Gladstone businesses hold on amid report's worrying findings
A RECENT report warns Gladstone's retail sector is destined for more troubling times.
But some Gladstone businesses are not convinced it's all doom and gloom.
The August Herron Todd White report said Gladstone's retail market continued to struggle and noted recent store closures including Target Country.
Saltt Clothing owner Lynette Morgan, who this year is celebrating 10 years in business, said it was possible to keep the doors open during challenging times.
Located in the mostly vacant Nightowl Centre, Ms Morgan said each year in business had been different and it was important to adapt.
This year Ms Morgan has focused on formal dresses and accessories, and marketing the store as a place where graduates can buy their whole outfits.
"That's what I've been trying to do, more prom dresses, and I think our sales this year have been higher than any other year," Ms Morgan said.
While she said recent years were tough, she wasn't convinced Gladstone was the only region to suffer the downturn.
"Someone put it pretty well to me recently. They said, 'we were sipping champagne for three years while everyone else was drinking beer.
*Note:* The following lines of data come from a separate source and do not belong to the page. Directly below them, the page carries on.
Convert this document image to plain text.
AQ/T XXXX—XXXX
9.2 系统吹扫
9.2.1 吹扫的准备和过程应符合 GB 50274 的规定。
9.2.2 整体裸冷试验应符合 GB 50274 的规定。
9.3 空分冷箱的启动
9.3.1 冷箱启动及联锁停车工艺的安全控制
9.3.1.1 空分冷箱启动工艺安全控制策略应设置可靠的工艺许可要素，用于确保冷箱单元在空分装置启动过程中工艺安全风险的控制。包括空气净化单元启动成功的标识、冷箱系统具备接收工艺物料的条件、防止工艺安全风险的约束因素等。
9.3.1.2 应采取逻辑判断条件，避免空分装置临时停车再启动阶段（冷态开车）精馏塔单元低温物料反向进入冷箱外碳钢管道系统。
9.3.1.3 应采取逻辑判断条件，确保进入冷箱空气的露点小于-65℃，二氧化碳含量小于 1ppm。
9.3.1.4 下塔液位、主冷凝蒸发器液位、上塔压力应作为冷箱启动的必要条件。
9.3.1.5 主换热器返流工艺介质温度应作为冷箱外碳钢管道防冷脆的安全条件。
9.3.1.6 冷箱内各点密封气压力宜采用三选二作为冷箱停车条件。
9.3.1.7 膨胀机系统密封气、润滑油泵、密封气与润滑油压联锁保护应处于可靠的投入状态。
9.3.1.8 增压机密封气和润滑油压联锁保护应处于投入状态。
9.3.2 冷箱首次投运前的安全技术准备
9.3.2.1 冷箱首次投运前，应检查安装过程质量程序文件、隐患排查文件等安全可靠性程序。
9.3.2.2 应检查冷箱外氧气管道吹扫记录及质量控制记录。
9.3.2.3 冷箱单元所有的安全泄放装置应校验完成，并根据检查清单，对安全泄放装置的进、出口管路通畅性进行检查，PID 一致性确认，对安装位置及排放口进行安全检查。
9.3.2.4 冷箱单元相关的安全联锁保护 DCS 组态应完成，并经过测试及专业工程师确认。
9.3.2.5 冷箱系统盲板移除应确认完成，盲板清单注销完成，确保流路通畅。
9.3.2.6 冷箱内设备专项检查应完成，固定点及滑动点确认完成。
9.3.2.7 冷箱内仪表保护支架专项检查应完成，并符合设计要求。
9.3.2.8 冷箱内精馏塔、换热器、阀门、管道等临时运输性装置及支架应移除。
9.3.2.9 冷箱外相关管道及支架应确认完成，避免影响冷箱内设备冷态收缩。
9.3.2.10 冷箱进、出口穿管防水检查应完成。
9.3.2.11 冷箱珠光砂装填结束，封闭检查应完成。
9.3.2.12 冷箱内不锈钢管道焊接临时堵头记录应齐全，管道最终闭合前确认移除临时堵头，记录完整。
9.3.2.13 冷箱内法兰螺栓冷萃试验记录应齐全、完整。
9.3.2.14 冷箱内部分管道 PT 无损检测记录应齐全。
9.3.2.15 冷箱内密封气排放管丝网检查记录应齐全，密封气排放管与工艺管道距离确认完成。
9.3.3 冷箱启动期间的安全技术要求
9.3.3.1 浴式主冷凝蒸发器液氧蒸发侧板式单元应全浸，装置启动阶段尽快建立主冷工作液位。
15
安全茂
Now we're drinking beer with the rest of the country'," Ms Morgan said.
On its national property clock, Herron Todd White placed Gladstone's retail sector as approaching the bottom of the market.
It said the economic downturn hurt local retailers and larger players in the sector.
"We have seen this more recently with closures of national stores such as Target Country and increasing vacancies within retail centres," it said.
"Rental affordability continues to be key for tenants and centres that demand unaffordable rentals are consequently experiencing high vacancies."
It noted two recent commercial sales: Gladstone Central Shopping Centre (Gladstone Nigthowl Centre) which sold for $20million last month and the Autobarn tenanted property at Dawson Rd, which sold for $1.457million in May.
Ms Morgan said she felt confident in the new owners and said they were focused on filling the empty stores.
"Obviously it's going to take time," she said.